The vines might lose some of that stiffness and become pliable. With the vines now a bit flexible, you can carefully use a trellis to shape the vines.

‘Carefully’ is the operative word since, at this point, the vines are susceptible to breaking easily.

Stunted Growth

The jury is still out concerning how to classify this as a hoya kerrii problem.

Thing is, hoya kerrii plants are very slow growers, so it might just be a case of patience and not stunted growth.

If all the optimal hoya kerrii growing conditions are present, all you need to do is wait.
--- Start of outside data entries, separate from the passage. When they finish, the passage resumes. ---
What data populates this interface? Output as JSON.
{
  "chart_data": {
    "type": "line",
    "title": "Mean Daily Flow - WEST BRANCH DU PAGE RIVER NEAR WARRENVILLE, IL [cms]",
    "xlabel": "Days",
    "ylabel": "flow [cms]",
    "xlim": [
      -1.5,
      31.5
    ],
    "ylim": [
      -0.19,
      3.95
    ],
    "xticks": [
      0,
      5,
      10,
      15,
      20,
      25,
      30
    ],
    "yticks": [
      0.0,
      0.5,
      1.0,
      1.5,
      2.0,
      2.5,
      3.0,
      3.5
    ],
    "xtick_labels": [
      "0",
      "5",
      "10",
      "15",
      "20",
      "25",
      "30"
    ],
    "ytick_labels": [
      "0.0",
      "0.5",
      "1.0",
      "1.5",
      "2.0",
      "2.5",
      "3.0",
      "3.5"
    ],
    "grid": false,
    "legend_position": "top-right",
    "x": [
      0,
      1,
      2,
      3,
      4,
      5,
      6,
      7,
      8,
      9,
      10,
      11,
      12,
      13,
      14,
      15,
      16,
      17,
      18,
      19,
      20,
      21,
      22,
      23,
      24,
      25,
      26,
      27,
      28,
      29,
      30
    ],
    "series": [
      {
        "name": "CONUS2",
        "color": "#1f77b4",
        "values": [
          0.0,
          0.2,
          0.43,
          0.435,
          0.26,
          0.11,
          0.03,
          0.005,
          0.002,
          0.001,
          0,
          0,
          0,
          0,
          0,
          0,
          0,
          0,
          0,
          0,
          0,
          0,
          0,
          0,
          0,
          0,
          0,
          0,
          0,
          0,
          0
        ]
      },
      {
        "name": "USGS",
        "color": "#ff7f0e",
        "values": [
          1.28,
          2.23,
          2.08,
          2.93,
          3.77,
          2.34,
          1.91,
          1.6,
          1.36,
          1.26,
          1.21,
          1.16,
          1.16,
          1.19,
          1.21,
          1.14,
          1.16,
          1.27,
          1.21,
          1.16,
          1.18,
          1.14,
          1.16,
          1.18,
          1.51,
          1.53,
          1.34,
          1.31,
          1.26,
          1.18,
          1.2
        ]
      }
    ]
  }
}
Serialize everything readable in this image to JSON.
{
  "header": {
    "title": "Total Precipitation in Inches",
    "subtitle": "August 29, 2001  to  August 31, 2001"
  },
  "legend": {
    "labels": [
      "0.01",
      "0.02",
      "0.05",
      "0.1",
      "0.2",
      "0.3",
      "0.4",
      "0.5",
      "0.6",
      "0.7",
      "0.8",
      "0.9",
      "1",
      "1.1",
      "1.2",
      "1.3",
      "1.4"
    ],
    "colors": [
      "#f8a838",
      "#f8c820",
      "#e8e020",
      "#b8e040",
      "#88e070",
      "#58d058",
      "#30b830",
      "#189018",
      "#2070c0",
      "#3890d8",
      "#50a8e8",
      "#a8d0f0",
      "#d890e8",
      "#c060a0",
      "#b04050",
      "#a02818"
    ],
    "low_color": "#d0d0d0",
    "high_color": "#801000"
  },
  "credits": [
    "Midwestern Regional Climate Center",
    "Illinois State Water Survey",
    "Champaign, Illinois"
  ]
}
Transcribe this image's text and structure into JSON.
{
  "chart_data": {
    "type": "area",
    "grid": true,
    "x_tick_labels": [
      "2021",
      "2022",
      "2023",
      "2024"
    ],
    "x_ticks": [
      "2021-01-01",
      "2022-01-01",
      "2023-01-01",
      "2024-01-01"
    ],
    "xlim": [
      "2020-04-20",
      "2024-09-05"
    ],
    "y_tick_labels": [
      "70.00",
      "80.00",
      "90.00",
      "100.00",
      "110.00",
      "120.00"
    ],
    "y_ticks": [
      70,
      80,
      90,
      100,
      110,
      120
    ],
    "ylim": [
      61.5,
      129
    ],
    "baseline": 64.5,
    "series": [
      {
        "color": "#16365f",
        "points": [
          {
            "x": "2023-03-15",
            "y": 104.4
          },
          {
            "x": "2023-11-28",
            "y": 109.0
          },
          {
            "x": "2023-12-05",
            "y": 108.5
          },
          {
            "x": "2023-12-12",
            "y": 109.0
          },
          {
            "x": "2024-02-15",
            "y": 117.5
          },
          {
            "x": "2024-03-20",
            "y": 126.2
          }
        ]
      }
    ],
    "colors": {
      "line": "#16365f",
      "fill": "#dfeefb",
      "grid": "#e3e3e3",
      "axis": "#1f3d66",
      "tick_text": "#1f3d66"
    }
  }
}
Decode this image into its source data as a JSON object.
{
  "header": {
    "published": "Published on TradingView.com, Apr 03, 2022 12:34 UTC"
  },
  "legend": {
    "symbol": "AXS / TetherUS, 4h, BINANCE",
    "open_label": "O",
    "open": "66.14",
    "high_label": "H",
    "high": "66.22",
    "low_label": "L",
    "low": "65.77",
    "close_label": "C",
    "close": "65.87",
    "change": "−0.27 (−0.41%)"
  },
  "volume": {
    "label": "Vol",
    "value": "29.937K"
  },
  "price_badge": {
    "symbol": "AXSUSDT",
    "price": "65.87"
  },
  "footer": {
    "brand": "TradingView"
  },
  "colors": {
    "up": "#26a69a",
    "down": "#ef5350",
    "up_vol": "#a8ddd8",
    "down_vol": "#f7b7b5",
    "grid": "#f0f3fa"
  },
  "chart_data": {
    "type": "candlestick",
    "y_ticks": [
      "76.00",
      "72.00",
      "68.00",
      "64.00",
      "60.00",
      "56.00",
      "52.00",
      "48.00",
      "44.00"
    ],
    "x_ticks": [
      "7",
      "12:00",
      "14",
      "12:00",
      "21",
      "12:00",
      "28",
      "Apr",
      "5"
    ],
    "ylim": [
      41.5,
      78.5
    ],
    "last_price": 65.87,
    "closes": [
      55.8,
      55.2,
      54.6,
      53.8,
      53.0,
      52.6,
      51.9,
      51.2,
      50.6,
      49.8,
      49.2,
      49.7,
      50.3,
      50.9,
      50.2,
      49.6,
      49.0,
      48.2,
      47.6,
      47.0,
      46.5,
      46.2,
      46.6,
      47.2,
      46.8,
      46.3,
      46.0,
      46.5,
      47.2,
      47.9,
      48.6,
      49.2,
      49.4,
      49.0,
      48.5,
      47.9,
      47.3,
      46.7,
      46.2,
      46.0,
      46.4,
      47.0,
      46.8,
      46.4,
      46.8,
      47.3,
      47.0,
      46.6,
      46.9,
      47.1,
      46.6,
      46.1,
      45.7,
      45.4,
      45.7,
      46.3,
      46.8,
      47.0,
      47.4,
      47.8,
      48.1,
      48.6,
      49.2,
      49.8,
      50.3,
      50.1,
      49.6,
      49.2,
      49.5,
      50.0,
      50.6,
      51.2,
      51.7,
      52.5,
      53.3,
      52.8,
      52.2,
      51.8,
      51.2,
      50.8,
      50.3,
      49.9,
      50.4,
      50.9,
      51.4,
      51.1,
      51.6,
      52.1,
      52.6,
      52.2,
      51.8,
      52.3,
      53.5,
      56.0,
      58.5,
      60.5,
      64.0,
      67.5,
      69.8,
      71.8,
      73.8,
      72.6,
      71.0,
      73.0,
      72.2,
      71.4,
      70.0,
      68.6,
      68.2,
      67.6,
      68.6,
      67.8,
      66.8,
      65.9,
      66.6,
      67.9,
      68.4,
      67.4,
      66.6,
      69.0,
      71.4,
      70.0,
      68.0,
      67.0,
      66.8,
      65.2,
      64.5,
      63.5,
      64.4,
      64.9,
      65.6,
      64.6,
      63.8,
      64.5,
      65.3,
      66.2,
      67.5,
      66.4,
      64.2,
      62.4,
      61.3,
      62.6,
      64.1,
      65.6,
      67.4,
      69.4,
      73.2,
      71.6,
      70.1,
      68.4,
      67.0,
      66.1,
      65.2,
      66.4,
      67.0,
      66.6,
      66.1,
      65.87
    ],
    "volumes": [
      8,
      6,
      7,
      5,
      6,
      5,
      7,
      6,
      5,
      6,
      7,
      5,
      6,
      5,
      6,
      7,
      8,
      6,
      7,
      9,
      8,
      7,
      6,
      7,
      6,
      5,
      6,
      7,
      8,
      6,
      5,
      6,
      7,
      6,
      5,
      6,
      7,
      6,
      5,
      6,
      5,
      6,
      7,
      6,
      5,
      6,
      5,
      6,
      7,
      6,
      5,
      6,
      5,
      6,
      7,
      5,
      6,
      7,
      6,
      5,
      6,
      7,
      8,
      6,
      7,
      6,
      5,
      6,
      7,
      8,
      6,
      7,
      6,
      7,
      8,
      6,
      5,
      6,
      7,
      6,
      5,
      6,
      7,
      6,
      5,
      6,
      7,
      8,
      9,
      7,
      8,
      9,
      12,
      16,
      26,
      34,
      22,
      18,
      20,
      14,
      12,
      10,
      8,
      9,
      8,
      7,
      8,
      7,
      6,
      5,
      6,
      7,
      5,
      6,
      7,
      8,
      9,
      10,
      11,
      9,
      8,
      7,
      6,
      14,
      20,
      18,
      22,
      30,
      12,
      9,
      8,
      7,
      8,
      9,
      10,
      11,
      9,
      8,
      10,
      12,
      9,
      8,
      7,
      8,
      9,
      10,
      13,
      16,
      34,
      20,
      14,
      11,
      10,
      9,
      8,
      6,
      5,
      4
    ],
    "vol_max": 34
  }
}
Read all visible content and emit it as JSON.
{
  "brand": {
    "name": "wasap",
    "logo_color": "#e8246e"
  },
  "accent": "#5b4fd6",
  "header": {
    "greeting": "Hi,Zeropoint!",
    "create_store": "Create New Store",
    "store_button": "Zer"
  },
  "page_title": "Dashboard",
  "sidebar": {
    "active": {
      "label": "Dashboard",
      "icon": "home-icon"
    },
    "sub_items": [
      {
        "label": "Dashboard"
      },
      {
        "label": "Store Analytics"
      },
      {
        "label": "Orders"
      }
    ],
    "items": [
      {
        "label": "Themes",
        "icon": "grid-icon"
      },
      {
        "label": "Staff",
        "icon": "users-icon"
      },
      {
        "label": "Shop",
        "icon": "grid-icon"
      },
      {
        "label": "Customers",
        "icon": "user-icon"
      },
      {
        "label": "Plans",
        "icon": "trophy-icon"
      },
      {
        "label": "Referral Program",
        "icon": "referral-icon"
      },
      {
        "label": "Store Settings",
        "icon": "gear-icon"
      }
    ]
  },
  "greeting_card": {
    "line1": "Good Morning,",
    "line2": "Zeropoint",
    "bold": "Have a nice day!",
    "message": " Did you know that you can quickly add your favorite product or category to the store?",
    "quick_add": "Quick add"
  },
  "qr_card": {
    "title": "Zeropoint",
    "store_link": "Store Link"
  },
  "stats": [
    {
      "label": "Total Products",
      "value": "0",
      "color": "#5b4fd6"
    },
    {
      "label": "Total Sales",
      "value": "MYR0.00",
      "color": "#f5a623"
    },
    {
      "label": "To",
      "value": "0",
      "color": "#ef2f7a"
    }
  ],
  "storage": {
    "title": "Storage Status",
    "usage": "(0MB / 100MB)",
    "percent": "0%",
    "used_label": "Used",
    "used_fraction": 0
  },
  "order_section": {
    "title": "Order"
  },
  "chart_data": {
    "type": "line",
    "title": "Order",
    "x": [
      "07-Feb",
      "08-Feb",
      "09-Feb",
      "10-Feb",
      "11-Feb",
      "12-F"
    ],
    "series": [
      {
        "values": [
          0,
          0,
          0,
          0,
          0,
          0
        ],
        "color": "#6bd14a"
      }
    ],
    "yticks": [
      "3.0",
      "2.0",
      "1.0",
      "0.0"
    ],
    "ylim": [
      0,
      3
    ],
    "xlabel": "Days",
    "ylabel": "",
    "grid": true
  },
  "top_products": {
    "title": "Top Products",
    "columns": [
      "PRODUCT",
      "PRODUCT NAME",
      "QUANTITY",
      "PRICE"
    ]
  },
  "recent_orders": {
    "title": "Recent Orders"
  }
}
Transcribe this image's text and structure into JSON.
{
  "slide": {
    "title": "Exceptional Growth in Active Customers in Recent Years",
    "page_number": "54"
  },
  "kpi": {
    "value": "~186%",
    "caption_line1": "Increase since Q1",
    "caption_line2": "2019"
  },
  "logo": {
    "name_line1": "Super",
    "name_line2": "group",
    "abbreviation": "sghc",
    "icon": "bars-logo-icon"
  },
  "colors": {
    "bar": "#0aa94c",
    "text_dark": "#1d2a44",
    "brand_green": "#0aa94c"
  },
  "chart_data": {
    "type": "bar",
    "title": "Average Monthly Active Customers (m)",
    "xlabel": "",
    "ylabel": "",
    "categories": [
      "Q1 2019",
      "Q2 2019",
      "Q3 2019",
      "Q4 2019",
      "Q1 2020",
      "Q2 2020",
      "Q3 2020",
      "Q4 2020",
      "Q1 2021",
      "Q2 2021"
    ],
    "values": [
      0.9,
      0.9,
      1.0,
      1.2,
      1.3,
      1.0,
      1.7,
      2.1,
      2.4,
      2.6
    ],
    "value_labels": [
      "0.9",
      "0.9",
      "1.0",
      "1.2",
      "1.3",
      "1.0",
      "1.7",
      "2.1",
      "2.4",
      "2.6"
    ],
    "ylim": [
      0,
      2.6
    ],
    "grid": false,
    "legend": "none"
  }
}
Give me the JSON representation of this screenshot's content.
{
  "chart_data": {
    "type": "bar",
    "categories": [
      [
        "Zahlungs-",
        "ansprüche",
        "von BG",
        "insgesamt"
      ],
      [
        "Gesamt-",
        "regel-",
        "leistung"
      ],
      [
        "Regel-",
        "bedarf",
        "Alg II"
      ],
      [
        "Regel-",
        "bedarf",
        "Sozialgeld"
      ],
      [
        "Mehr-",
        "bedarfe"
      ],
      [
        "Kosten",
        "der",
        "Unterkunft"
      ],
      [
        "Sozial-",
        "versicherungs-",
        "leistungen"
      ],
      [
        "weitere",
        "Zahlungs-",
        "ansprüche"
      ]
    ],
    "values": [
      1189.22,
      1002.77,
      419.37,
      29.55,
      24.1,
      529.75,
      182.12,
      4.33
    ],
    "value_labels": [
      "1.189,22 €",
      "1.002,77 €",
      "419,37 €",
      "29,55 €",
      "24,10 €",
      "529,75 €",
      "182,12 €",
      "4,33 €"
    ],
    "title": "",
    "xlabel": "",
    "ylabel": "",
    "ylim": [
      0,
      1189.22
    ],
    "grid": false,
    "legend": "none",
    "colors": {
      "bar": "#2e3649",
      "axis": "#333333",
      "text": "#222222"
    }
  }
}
Besides that, there is no solution to this ‘problem’.

Hoya Kerri does not bloom

Again, because they are slow growers, it takes at least 2 years for the plant to be matured enough to bloom.

If it doesn’t produce flowers after maturity, it’s likely not getting enough light, and perhaps, one or more growing conditions are less than ideal.

However, if it doesn’t bloom in subsequent seasons after blooming, you could take a look at your pruning strategy again.

For instance, pruning all the short stalks that produced flowers after the blooming season would prevent the plant from blooming again.

Essentially, it’s best to leave some of the stalks because new flowers emerge from there.

Wrapping up

The slow-growing hoya kerrii, like most popular houseplants, is easy to grow and requires little in terms of care and maintenance to thrive.

This makes hoya kerrii problems something that doesn’t happen often.

When problems show up, they are generally because of prolonged neglect and exposure to less than ideal growing conditions.

The solutions, in most instances, are simply a case of evaluating the care and maintenance practices so they are in line with the standards expected for optimal growth.